The next morning after Tom’s visit dawned bright and clear. There was no wind. The sun wasn’t up yet, but light was nearly full on. First stop was the barn, and Sixteen. A little sleep always changed my outlook from pessimism to optimism. A guy could get excited at what the day might bring. And that was one thing about this ranch life: after 24 years, I have yet to find boredom.
I swung open the barn door, and stopped in my tracks. Sixteen turned head toward me and gave a low hay hungry moan, as if to say, “Where have you been? ‘Bout time you showed up.”
He stood straight and square on all four legs, shifting weight like a normal steer would. His starved and shelled-out body stood just barely clear about the upholstery fabric as he mostly bore his own weight. I didn’t take time to marvel. I needed help to get the contraption off of him. I turned and ran up to Ron’s house. I saw him through the window, coffee cup in hand, shaft of first sunlight beaming in the kitchen through the light blue haze of the morning’s first cigarette. He caught my eye, and raised the mug. Gold tooth grin. He knew; he had been there already, after his first cup of the day.
Sixteen grew. And he remembered me. He’d separate from the herd, coming over, acting different, less wild than the others. Did he feel gratitude? He got big, fat. A picture of black baldie perfection.
A few weeks later, I saw Tom Smithers in the checkout line at Saveway, the local grocery store. I was behind him in line. He didn’t notice me until he was peeling greenbacks out of his wallet. He smiled. “Didya shoot that steer, Glenn?”
A year later, we sold Sixteen on the commercial market. He was fat and finished, like any beef steer that goes to market and slaughter. Slaughter may come as a surprise, after all we had done, but it’s not like they’re friends, these bovines. I mean, I do love cows, but they never really connect with you like a dog or horse can; those grab your heart, which is why the old ones live in retirement on the ranch until they die. I had a neighbor who bought a bull for a pet and named him Samson. It wasn’t more than 2 years before Samson tried charging and goring my neighbor in the gut, despite my human neighbor’s persistent overtures at friendship. Needless to say, Samson soon became steak, as did Sixteen.
We couldn’t sell him on our newly blossoming grass fed beef program. We ran a “no-antibiotics, ever” program, even before we became organic.

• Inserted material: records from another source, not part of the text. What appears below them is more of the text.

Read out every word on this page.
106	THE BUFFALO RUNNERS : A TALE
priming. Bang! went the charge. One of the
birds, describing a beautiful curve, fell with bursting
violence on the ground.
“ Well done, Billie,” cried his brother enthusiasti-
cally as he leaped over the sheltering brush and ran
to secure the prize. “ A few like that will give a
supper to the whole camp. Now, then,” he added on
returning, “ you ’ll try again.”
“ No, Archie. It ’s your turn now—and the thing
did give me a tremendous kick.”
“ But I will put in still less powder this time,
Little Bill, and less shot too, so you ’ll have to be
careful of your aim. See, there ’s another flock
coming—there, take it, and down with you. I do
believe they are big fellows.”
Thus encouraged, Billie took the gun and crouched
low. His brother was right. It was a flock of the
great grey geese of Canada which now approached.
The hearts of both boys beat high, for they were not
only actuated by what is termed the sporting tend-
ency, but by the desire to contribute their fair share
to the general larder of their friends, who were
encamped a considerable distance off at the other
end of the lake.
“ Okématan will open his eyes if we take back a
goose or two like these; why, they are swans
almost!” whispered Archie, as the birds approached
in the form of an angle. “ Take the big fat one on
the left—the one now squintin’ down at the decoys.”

Then, as now, the only time we use antibiotics is to save the life of an animal. But those animals, once treated, are not sold under our Alderspring label. (Most of these then, and now, are sold to local friends who are happy to get beef with full disclosure, animals whose antibiotic treatment withdrawal time dramatically exceeds the standard, and who have not been fed sub-therapeutic antibiotics as part of the common feedlot regimen shortly before slaughter).
We’ve learned a lot since those early days. We no longer have our calves born so early in the spring, but have moved our calving date into the late spring when the native grazers around us are having their babies. We’ve learned management techniques that keep animals at a high health level, and they are usually able to recover without intervention from us. It’s rare we need to even use antibiotics, and many years we graze nearly 400 head of cattle and never have to “doctor” any. Sure, we use and respect science and technology. But while we do, we walk surrounded by a sort of living beauty and things like art and love for the land and critters comes in; sometimes, they push their way to the forefront. If you’re a rancher, and fail to see those things, well, you might have all the money, but I don’t think you’ll ever be rich.